This section continues the discussion on the valid and licit ministers of confirmation:
All Eastern Rite priests, either in conjunction with Baptism or separately from it, can confer this sacrament validly on all the faithful of any rite including the Latin; licitly, however, only if the regulations both of the common and the particular law are observed.(Cfr. S.C.S. Officii, Instr. (ad Ep. Scepusien.), an. 1783; S.C. de Prop. Fide (pro Coptis), 15 mart. 1790, n. XIII; Decr. 6 oct. 1863, C, a; S.C. pro Eccl. Orient. 1 maii 1948; S.C.S. Officii, resp. 22 apr. 1896 cum litt. 19 maii 1896.) Priests, also, of Latin Rite, in accordance with the faculties they enjoy in respect of the administration of this sacrament, validly administer it also to the faithful of Eastern Churches; without prejudice to the rite, observing in regard to licitness the regulations both of the common and of the particular law.(CIC, can. 782, 4; S.C. pra Eccl.

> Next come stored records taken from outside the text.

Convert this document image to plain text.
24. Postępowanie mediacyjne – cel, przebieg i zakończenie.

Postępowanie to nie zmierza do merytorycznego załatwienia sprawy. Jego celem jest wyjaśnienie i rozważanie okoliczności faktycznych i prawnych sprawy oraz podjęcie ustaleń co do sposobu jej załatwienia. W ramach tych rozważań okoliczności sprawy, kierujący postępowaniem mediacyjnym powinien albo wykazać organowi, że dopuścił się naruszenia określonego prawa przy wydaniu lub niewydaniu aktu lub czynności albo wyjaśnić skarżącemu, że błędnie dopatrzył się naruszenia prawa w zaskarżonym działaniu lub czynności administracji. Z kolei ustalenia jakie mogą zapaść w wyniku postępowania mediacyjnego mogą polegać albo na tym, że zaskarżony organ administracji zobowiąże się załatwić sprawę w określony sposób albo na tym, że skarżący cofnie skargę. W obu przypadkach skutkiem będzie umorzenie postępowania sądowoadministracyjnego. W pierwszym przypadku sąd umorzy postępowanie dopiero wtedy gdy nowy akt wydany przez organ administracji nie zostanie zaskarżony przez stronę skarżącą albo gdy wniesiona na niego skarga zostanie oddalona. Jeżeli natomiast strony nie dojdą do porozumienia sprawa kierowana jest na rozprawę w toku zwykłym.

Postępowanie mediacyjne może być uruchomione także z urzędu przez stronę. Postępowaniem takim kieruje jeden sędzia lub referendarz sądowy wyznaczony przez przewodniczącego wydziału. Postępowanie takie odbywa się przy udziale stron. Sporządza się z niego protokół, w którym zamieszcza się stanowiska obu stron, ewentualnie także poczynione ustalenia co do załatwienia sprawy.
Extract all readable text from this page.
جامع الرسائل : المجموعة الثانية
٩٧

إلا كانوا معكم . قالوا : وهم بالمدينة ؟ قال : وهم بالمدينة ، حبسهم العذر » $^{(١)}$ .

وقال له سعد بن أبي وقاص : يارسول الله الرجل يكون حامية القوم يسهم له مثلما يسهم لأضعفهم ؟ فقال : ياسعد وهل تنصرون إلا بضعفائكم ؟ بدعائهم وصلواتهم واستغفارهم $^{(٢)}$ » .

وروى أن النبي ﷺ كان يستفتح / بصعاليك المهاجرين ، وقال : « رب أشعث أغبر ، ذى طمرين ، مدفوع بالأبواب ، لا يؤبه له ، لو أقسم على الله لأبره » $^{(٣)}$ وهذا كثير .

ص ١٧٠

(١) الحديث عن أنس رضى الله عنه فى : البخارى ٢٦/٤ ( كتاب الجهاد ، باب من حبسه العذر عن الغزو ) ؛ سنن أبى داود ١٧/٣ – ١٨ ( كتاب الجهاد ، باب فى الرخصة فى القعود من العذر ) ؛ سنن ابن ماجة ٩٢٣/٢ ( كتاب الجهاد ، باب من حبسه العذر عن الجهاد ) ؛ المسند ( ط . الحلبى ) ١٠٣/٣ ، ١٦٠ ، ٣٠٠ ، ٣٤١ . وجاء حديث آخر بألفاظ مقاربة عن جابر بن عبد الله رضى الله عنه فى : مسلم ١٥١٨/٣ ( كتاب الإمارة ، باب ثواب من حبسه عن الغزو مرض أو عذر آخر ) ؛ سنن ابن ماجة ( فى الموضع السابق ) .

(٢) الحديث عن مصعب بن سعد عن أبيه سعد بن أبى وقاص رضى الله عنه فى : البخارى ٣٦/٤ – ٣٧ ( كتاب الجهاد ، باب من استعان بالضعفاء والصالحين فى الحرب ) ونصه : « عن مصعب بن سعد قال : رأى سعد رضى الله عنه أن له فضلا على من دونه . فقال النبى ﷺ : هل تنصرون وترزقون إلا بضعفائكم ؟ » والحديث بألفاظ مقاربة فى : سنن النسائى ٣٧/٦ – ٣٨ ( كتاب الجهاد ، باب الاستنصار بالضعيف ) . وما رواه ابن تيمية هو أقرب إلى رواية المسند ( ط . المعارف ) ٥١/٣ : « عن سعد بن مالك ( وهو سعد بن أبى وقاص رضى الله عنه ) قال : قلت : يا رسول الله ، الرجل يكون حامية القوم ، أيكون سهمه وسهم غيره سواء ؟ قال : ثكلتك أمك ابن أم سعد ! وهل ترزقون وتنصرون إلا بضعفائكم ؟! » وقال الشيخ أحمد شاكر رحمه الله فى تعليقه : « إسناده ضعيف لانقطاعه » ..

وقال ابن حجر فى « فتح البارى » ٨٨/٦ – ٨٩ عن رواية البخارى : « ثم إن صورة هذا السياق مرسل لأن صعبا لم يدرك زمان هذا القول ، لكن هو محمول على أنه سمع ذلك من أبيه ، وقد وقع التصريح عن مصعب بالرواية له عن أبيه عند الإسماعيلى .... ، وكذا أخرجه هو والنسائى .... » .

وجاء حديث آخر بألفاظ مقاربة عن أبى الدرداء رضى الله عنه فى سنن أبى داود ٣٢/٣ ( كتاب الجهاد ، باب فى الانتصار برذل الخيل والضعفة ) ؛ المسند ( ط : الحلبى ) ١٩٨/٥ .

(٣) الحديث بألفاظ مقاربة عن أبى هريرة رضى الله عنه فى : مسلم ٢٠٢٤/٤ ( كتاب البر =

Orient., Decretum . de Sacramento Confirmationis administrando etiam fidelibus orientalibus a presbyteris latini ritus, qui hoc indulto gaudeant pro fidelibus sui ritus, 1 maii 1948.)
The canon law citation is from the 1917 edition, I believe. Today, parish priests routinely confirm non-Catholic Christians who enter into full communion. When unbaptized people become Catholic, it is the ordinary practice for them to be baptized and confirmed by the parish priest.